I can't reproduce this, it gets 25000 rows per batch for me when I use byBatch and 25000 per day when I use byDate

my_example <- "http://www.example.co.uk"
sa2 <- search_analytics(my_example, startDate = Sys.Date() - 10, 
                         dimensions = c("date","device", "country" ,"query","page"), 
                         walk_data = "byBatch", rowLimit = 50000)
# 50000 rows
nrow(sa2)

sa3 <- search_analytics(my_example, startDate = Sys.Date() - 5,  endDate = Sys.Date() - 3
                         dimensions = c("date","device", "country" ,"query","page"), 
                         walk_data = "byDate")

# 75000 rows
nrow(sa3)
jceallonardo commented 5 years ago

I get your outputs when I include all of the dimensions you do, but try running your query again with just the "date" and "query" dimensions.

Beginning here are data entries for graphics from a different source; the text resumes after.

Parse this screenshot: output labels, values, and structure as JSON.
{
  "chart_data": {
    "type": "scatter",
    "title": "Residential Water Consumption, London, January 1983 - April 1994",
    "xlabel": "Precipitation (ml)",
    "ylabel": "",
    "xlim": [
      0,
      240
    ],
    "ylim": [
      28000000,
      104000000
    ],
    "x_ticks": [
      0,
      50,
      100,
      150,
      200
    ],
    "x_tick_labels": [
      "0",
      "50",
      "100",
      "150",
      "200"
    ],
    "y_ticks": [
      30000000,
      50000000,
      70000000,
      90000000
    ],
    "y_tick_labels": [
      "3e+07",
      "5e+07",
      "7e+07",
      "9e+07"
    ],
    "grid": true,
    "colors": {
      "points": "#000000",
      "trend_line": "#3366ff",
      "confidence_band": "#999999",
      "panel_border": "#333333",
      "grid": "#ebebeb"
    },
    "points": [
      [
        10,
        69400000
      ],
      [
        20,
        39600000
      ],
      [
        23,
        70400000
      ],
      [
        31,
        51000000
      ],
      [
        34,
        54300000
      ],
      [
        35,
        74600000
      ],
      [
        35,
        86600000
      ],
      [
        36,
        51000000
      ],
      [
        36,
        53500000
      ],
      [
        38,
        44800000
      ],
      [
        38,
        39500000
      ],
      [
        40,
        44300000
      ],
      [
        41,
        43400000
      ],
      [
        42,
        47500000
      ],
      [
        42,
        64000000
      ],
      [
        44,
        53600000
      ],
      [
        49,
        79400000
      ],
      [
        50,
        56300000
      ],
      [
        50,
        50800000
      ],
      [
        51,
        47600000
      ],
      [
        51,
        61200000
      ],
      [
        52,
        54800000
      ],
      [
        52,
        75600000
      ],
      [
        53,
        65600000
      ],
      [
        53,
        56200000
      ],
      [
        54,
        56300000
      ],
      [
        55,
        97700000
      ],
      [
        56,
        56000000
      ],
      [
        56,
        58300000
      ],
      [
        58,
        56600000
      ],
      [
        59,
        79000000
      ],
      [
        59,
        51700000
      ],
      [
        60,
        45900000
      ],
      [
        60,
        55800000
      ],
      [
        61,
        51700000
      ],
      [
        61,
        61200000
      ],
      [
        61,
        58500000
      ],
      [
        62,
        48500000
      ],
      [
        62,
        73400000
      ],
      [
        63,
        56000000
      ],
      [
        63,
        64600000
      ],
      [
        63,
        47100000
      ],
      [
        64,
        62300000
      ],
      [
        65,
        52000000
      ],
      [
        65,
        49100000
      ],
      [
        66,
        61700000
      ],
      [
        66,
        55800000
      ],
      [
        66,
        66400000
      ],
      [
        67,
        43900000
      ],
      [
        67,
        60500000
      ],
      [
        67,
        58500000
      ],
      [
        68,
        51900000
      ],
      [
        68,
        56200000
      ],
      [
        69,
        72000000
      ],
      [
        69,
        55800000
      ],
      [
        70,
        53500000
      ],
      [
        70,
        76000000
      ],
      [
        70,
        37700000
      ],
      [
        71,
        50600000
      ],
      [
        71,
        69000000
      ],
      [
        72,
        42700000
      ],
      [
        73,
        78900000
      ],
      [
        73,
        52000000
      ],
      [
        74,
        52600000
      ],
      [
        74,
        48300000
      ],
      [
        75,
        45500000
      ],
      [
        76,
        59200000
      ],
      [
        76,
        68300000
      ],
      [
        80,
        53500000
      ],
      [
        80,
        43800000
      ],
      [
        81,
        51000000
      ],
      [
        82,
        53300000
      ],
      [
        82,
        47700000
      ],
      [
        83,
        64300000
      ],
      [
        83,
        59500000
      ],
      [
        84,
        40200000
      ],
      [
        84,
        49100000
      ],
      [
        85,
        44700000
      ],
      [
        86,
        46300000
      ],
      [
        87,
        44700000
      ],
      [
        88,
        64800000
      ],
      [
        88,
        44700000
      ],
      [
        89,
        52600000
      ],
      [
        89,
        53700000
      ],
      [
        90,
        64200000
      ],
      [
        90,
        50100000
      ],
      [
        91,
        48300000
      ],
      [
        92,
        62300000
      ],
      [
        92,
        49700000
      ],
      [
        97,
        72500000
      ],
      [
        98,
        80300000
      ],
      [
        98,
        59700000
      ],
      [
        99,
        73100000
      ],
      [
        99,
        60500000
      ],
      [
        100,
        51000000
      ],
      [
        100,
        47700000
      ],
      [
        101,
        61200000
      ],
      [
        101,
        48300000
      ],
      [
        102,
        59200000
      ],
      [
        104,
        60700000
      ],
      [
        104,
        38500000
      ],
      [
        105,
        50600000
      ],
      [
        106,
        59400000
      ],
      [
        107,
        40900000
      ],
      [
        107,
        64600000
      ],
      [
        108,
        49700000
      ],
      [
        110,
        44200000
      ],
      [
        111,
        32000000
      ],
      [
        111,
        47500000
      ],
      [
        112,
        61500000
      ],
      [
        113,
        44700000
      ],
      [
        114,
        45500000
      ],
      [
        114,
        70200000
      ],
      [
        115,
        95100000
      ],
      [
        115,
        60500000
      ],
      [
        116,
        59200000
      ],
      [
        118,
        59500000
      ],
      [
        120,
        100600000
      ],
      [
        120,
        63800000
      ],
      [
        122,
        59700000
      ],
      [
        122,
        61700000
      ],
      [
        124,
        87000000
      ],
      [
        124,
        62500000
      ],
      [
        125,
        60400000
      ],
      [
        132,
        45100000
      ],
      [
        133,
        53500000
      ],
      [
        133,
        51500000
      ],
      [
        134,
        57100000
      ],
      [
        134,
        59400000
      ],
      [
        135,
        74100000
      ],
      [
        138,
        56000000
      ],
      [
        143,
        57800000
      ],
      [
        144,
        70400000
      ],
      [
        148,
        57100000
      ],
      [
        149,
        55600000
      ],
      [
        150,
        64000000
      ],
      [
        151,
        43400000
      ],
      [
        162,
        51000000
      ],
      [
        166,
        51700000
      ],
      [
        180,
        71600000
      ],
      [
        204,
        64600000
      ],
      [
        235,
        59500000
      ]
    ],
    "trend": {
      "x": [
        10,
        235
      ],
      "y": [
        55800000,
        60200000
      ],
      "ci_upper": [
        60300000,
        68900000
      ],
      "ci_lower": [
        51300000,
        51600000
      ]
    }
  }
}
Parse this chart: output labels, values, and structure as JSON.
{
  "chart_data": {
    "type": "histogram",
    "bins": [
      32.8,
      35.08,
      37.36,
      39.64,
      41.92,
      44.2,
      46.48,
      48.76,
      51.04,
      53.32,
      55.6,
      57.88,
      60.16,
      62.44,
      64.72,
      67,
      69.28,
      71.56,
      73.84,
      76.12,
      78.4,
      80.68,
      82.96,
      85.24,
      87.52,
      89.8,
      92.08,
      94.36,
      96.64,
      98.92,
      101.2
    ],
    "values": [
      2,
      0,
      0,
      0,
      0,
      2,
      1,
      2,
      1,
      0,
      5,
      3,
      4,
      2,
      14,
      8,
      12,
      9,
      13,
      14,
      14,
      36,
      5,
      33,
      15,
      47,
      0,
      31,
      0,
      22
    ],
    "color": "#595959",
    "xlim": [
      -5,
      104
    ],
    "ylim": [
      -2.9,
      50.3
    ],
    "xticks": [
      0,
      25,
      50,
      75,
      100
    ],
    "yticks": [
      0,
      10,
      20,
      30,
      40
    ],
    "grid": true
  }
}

MarkEdmondson1234 commented 5 years ago

Yes I see now:

sa2 <- search_analytics(my_example, startDate = Sys.Date() - 5,dimensions = c("date","query"), walk_data = "byDate")
Fetching search analytics for url: https://www.world-first.co.uk/ dates: 2018-12-14 2018-12-16 dimensions: date query dimensionFilterExp:  searchType: web aggregationType: auto
Batching data via method: byDate
Will fetch up to 25000 rows per day
2018-12-19 15:19:14> Request #: 2018-12-14
2018-12-19 15:19:17> Request #: 2018-12-15
2018-12-19 15:19:19> Request #: 2018-12-16

# 15000 rows
nrow(sa2)

Hmm, well there is nothing in the code that does this so I guess its the API itself limiting the results when you just query those dimensions. If thats true a Python call will return similar, perhaps it should be lodged as a bug with the Search Console API team if its verified.

jceallonardo commented 5 years ago

Yeah. I just ran a test w/ Python and got the same. Weird. I don't recall this being an issue before.